L’évolution de la législation.

Le drone est un objet volant possédant une caméra, très en vogue beaucoup de personne en achètent sans savoir qu’il faut respecter des règles bien établies pour son utilisation.
Pour en faire un usage en toute sérénité, la Direction Générale de l’Aviation Civile rappelle les règles fixées par la loi n° 2016-1428 du 24 octobre 2016 et qui est entrée en vigueur le 1er juillet dernier. Si précédemment, il suffisait de valider en théorie le brevet d’ULM pour faire voler des drones, désormais depuis le 1er juillet 2018, les amateurs et les professionnels devront suivre une formation théorique comportant sur la réglementation spécifique des drones. Suite à la validation des modules de cette formation, un certificat d’aptitude à piloter sera délivré.

La délivrance du permis et l’immatriculation.

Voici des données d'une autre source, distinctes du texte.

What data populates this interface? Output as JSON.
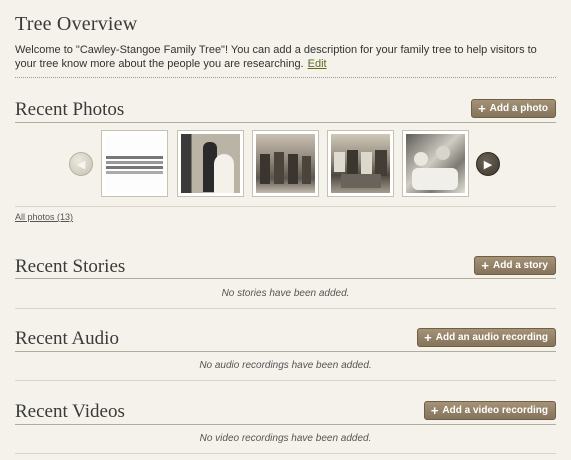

Pour faire les choses conformément à la loi, dès l’obtention du certificat, vous devrez penser à faire immatriculer votre drone. Depuis le 1er juillet 2018, tous les drones de plus de 800 grammes devront être immatriculés. Pour enregistrer votre drone, rien de plus simple tout se fait en ligne avec un guide rappelant les bonnes pratiques pour piloter le drone de loisir. Pour obtenir le permis, il faudra suivre impérativement une formation. A ce jour, on ne connait pas le cout de la formation ni comment elle est établie, il faut se renseigne auprès de la DGAC.

Pourquoi un durcissement de la législation?

Si aujourd’hui, il est obligatoire de passer une attestation de suivi de formation, c’est parce qu’il est nécessaire de faire un usage des drones en toute sécurité et connaitre les bases élémentaires pour piloter un tel objet. Par ailleurs, il faut savoir que les pilotes ont désormais deux mois pour se mettre en règle avec la législation.
Cette nouvelle législation a voulu prendre en compte plusieurs éléments comme le respect de la vie privé ” des tiers au sol ” mais aussi le respect des zones d’exclusion en conformité avec le commission nationale de l’informatique et des libertés.